Blue Moon mengangguk. Melihat bahwa dia hendak pergi, dia tidak bisa menahan diri untuk berkata, “Lalu, mengapa pemimpinnya tidak…”

Mengapa dia tidak menangkap Li Hao secara pribadi?

Sekalipun Silvermoon dalam bahaya, pemimpin mereka seharusnya mampu mengatasinya dengan bantuan para ahlinya, bukan?

Kepergian Hou Xiaochen adalah sebuah peluang!

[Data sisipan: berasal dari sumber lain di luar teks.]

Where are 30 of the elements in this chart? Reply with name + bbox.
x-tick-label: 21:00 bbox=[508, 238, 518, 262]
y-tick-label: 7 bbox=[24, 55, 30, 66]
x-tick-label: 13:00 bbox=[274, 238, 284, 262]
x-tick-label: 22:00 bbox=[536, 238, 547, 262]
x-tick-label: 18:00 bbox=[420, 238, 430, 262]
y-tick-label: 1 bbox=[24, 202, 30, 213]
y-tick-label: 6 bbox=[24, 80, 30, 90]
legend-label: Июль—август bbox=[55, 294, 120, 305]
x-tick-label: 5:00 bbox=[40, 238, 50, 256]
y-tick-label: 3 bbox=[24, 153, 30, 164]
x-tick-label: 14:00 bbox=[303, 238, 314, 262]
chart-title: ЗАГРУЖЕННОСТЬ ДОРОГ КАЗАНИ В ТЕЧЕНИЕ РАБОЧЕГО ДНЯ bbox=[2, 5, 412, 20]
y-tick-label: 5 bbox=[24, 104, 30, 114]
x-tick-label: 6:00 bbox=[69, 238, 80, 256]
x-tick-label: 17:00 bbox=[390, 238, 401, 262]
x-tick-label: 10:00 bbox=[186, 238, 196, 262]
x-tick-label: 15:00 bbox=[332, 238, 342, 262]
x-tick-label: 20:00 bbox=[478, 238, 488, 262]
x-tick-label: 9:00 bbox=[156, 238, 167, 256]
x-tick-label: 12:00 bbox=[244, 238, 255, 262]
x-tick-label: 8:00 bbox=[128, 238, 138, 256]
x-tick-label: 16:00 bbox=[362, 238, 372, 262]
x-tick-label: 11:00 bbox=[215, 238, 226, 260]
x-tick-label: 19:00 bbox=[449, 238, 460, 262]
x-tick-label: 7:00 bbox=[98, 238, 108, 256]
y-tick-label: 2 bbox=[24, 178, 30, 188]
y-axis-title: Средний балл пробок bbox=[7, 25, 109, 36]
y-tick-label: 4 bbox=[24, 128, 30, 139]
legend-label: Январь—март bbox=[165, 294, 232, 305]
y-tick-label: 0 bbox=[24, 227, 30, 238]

“Bulan Perak… Aku tidak bisa pergi ke sana semudah itu!”

Ying Hongyue masuk dan berkata tanpa menoleh, “Silvermoon mulai pulih. Aku pergi ke sana tahun itu. Hou Xiaochen jauh lebih lemah dariku, tapi dia masih berhasil membunuh Generasi Kedua Bulan Ungu. Beberapa tokoh Silvermoon tidak ingin aku pergi ke sana lagi… Mereka semua mencoba mengintimidasi aku. Ini sulit!”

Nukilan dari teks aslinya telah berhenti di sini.